How to train continuous outputs(regression) in machine learning

1.4k views Asked by At

I want to train regression model(not classification) which outputs are continuous numbers.

Let's say I have input variable, X, which ranges between -70 to 70. And I have output variable, Y, which ranges between -5 to 5. X has 39 features and Y has 16 features and they have 50,000 examples each. Then I would like to train them with deep belief network(DBN) in python.

I used the script in theano homepage which described DBN with MNIST data(classification). http://deeplearning.net/tutorial/DBN.html

Could you tell me what specific lines that I have to change in order to apply regression problem which I explained above?

For example I have to change...

  1. sigmoid function to tanh function. : I heard tanh activation function works better than sigmoid in regression. right?
  2. instead of using negative-log likelihood, I have to use least-square error....?
  3. Input and output data normalization by zscore?

Please please let me know if you have any idea to solve this problem... Most of the machine learning examples are based on MNIST hand digit classification. I would be happy if you recommend me some nice blogs or homepage where I can get useful information related to regression.

Thank you advance.

1

There are 1 answers

1
Arvind Kumar On
@hyungwon yang: 

I haven't seen the python code but i think the following would be useful:

sigmoid function to tanh function: Not necessary, many publications use sigmoid for non linear regressions. To be frank, the choice is to be made from the type of data you have. I use sigmoid for many non linear models and it had worked for me.

least-square error: You can perform this by inbuilt Matlab function regress instead of confusing it with so many parameters.

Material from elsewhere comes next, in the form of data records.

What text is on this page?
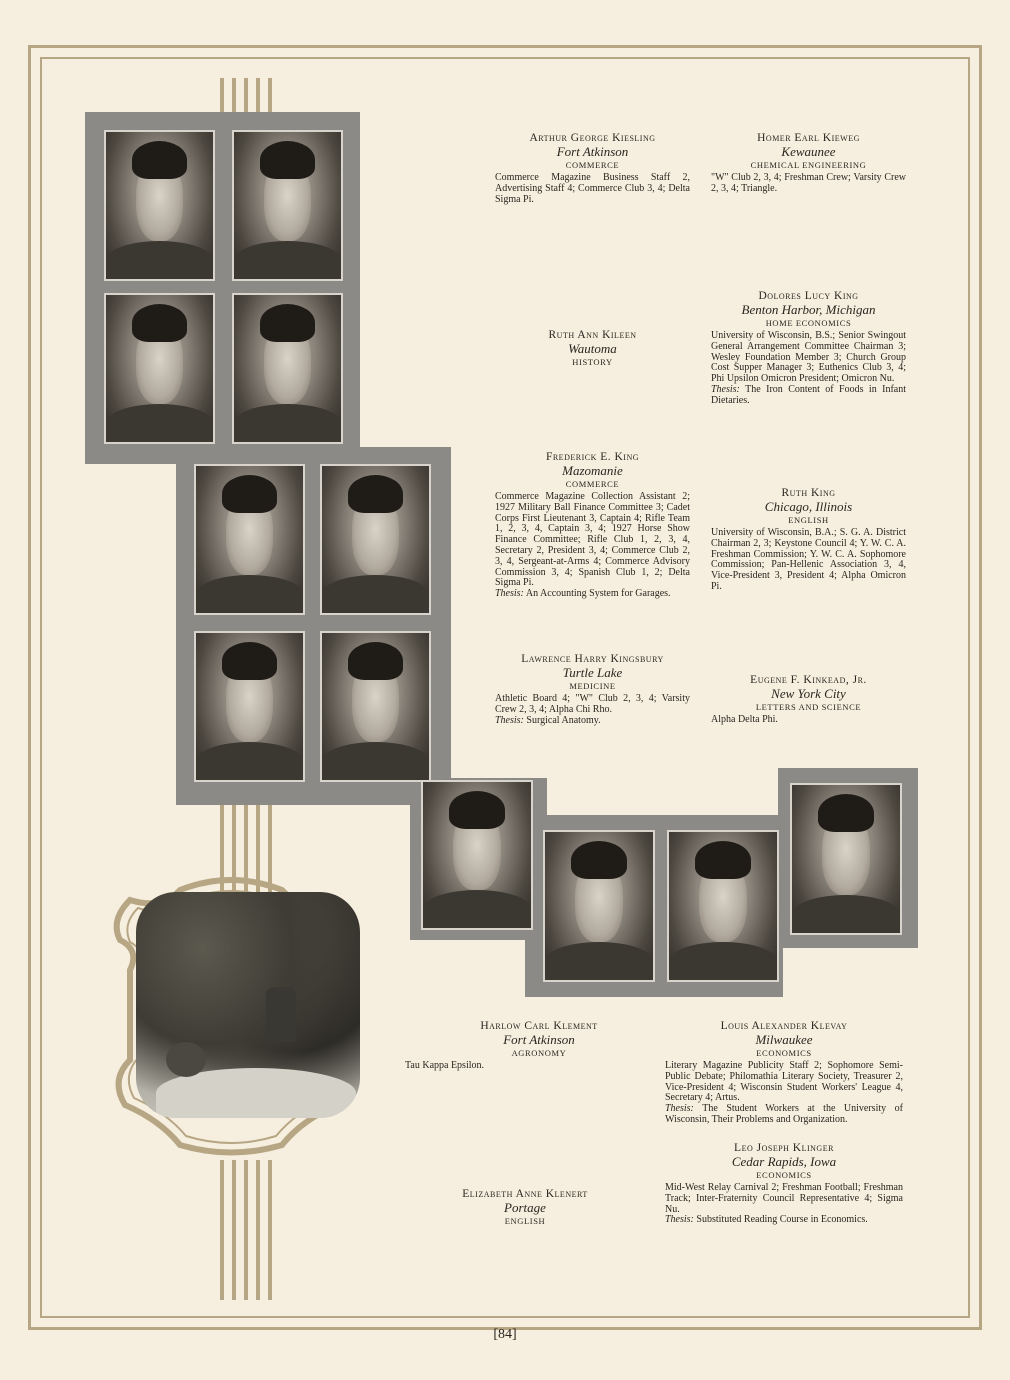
Arthur George Kiesling
Fort Atkinson
COMMERCE
Commerce Magazine Business Staff 2, Advertising Staff 4; Commerce Club 3, 4; Delta Sigma Pi.
Homer Earl Kieweg
Kewaunee
CHEMICAL ENGINEERING
"W" Club 2, 3, 4; Freshman Crew; Varsity Crew 2, 3, 4; Triangle.
Ruth Ann Kileen
Wautoma
HISTORY
Dolores Lucy King
Benton Harbor, Michigan
HOME ECONOMICS
University of Wisconsin, B.S.; Senior Swingout General Arrangement Committee Chairman 3; Wesley Foundation Member 3; Church Group Cost Supper Manager 3; Euthenics Club 3, 4; Phi Upsilon Omicron President; Omicron Nu.
Thesis: The Iron Content of Foods in Infant Dietaries.
Frederick E. King
Mazomanie
COMMERCE
Commerce Magazine Collection Assistant 2; 1927 Military Ball Finance Committee 3; Cadet Corps First Lieutenant 3, Captain 4; Rifle Team 1, 2, 3, 4, Captain 3, 4; 1927 Horse Show Finance Committee; Rifle Club 1, 2, 3, 4, Secretary 2, President 3, 4; Commerce Club 2, 3, 4, Sergeant-at-Arms 4; Commerce Advisory Commission 3, 4; Spanish Club 1, 2; Delta Sigma Pi.
Thesis: An Accounting System for Garages.
Ruth King
Chicago, Illinois
ENGLISH
University of Wisconsin, B.A.; S. G. A. District Chairman 2, 3; Keystone Council 4; Y. W. C. A. Freshman Commission; Y. W. C. A. Sophomore Commission; Pan-Hellenic Association 3, 4, Vice-President 3, President 4; Alpha Omicron Pi.
Lawrence Harry Kingsbury
Turtle Lake
MEDICINE
Athletic Board 4; "W" Club 2, 3, 4; Varsity Crew 2, 3, 4; Alpha Chi Rho.
Thesis: Surgical Anatomy.
Eugene F. Kinkead, Jr.
New York City
LETTERS AND SCIENCE
Alpha Delta Phi.
Harlow Carl Klement
Fort Atkinson
AGRONOMY
Tau Kappa Epsilon.
Louis Alexander Klevay
Milwaukee
ECONOMICS
Literary Magazine Publicity Staff 2; Sophomore Semi-Public Debate; Philomathia Literary Society, Treasurer 2, Vice-President 4; Wisconsin Student Workers' League 4, Secretary 4; Artus.
Thesis: The Student Workers at the University of Wisconsin, Their Problems and Organization.
Leo Joseph Klinger
Cedar Rapids, Iowa
ECONOMICS
Mid-West Relay Carnival 2; Freshman Football; Freshman Track; Inter-Fraternity Council Representative 4; Sigma Nu.
Thesis: Substituted Reading Course in Economics.
Elizabeth Anne Klenert
Portage
ENGLISH
[84]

Normalisations: You can do a min-max normalisation(refer Data Mining by Charu Agarwal), my implementation in Matlab is as follows:

%inputData: Is your N samples * of first feature, you have to iteratively do %this process for each and every feature.
function normOut = NormaliseAnyData (inputData)
denominator = (max(inputData) - min (inputData));
numerator = (inputData - min(inputData)); 
normOut = numerator/denominator;
end

Hope it helps. Let me know if you have further questions.